The hype surrounding the float needs to be kept in perspective. We already have major power companies listed on our exchange. The offer of these shares does not represent a unique opportunity that is not already available on our sharemarket unless the Government gets its pricing horribly wrong. In that case, as the present owners we all lose.
As an economist, the partial privatisations of these assets still don't make a great deal of sense. It seems to be a cornerstone economic policy of this Government. Yet despite all the hassles and dramas involved in overcoming the opposition, the policy is not a major transformative winner for our economy. It represents a transfer of assets with the Government receiving cash in return for these businesses. There may be some efficiency gains through greater accountability or transparency by being listed but these are unlikely to be major. Being publicly listed doesn't ensure great results otherwise Feltex would still be with us.
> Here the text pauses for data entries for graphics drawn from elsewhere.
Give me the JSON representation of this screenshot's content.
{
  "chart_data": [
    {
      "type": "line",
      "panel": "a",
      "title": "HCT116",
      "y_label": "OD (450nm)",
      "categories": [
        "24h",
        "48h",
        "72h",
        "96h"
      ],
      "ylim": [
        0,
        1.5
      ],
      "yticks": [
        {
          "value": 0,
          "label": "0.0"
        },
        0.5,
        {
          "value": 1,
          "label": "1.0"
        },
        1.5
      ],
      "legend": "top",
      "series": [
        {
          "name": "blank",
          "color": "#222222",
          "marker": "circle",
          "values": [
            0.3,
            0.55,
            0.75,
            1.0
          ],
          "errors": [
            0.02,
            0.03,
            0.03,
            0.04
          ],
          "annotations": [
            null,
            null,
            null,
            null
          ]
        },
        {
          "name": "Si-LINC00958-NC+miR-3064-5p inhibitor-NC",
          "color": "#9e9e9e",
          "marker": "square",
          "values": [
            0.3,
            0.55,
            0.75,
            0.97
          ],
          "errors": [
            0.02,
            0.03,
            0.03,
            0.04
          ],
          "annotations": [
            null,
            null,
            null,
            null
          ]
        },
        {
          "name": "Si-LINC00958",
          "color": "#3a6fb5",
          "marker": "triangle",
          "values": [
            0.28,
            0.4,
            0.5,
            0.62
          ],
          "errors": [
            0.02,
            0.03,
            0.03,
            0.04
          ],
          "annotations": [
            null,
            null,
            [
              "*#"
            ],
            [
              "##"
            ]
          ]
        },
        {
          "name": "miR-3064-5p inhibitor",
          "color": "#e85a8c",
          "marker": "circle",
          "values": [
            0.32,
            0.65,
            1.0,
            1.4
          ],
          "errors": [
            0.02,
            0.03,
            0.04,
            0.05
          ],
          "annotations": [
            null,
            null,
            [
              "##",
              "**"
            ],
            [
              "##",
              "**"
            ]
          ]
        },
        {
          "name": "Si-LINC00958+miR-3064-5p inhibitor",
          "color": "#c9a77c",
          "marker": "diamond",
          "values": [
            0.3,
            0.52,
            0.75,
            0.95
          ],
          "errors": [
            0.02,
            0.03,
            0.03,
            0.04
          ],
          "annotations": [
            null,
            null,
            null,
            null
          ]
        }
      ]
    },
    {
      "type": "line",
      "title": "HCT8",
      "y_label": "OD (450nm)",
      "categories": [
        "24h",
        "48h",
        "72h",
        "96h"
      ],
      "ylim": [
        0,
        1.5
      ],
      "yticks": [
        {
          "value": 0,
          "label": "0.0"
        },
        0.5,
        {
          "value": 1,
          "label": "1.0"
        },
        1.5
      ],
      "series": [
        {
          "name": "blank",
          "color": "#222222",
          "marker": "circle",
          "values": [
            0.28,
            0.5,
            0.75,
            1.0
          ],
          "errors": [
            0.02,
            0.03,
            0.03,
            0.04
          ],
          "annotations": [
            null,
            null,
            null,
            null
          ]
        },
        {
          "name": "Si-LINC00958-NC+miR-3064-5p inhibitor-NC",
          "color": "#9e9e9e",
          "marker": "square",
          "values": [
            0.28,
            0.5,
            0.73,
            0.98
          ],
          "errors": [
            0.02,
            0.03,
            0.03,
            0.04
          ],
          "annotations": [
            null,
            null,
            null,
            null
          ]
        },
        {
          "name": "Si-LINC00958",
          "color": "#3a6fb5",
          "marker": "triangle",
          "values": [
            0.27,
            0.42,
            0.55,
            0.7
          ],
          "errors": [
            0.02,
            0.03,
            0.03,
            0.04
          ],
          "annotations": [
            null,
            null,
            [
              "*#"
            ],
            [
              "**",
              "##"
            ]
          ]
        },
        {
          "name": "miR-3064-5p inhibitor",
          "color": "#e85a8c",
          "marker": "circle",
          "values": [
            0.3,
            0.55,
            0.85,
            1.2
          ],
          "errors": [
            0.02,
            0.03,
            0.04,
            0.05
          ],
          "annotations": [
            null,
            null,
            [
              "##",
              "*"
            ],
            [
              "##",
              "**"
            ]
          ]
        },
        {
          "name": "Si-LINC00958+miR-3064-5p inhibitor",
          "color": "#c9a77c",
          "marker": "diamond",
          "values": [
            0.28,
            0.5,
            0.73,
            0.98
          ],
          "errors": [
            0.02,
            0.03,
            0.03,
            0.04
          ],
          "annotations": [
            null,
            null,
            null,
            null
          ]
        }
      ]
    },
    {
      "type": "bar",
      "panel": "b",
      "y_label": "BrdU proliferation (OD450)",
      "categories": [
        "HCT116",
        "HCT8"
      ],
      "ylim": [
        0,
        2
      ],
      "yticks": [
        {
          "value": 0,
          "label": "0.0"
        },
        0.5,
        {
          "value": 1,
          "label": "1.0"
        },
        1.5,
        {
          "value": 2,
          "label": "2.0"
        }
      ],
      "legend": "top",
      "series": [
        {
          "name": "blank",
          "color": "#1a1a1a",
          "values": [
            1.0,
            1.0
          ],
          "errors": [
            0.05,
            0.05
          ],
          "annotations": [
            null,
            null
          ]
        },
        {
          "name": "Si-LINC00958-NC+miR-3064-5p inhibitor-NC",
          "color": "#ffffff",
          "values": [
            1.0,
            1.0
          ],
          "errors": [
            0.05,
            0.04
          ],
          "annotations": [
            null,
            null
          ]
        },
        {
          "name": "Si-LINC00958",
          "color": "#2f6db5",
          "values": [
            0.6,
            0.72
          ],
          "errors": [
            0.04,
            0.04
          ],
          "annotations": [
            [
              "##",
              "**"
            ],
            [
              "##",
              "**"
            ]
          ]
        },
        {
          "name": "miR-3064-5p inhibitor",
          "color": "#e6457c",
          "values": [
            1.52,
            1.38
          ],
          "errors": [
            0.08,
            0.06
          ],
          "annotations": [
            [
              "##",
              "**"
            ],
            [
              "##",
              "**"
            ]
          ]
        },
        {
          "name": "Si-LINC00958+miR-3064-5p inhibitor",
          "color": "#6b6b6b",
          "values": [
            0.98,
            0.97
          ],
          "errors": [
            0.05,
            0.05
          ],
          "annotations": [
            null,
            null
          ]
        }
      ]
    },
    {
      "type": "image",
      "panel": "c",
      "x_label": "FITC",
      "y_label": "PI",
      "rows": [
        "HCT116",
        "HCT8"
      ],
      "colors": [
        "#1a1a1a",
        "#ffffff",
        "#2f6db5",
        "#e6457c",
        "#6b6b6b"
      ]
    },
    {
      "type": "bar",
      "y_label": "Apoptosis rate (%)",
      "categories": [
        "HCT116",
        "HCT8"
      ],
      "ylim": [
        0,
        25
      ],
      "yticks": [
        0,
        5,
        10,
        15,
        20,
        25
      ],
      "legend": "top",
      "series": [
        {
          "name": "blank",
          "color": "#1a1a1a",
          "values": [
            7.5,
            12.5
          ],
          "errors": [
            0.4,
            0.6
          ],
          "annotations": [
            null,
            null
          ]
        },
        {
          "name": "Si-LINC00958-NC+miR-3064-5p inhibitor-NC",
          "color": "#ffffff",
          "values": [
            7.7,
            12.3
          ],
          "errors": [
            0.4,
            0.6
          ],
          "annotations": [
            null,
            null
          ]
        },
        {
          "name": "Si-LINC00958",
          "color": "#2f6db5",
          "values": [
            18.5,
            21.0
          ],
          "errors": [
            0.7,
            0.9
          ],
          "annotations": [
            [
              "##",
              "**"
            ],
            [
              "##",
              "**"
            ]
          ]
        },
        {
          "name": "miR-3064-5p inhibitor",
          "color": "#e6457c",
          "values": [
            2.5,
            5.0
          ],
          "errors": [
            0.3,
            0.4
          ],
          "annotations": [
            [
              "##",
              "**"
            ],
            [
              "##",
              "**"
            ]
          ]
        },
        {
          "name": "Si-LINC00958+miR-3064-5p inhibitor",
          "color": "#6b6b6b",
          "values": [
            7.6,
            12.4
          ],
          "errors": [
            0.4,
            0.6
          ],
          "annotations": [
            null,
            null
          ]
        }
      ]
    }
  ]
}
The argument that partial privatisations will encourage more depth in our financial markets and greater financial literacy among Kiwi investors also doesn't bear much scrutiny. The funds spent on buying shares in these assets are no longer available for investment in new start-ups or the expansion of existing businesses. Nor are they being used to expand the businesses. There are cheaper ways of promoting financial literacy. To encourage novice share investors to take the plunge by investing in a very narrow range of companies defies one of the basic rules of investment. Diversification!
Peter Lyons teaches Economics at St Peter's College in Epsom and has authored several Economics texts. He is a shareholder in Trustpower and Contact Energy.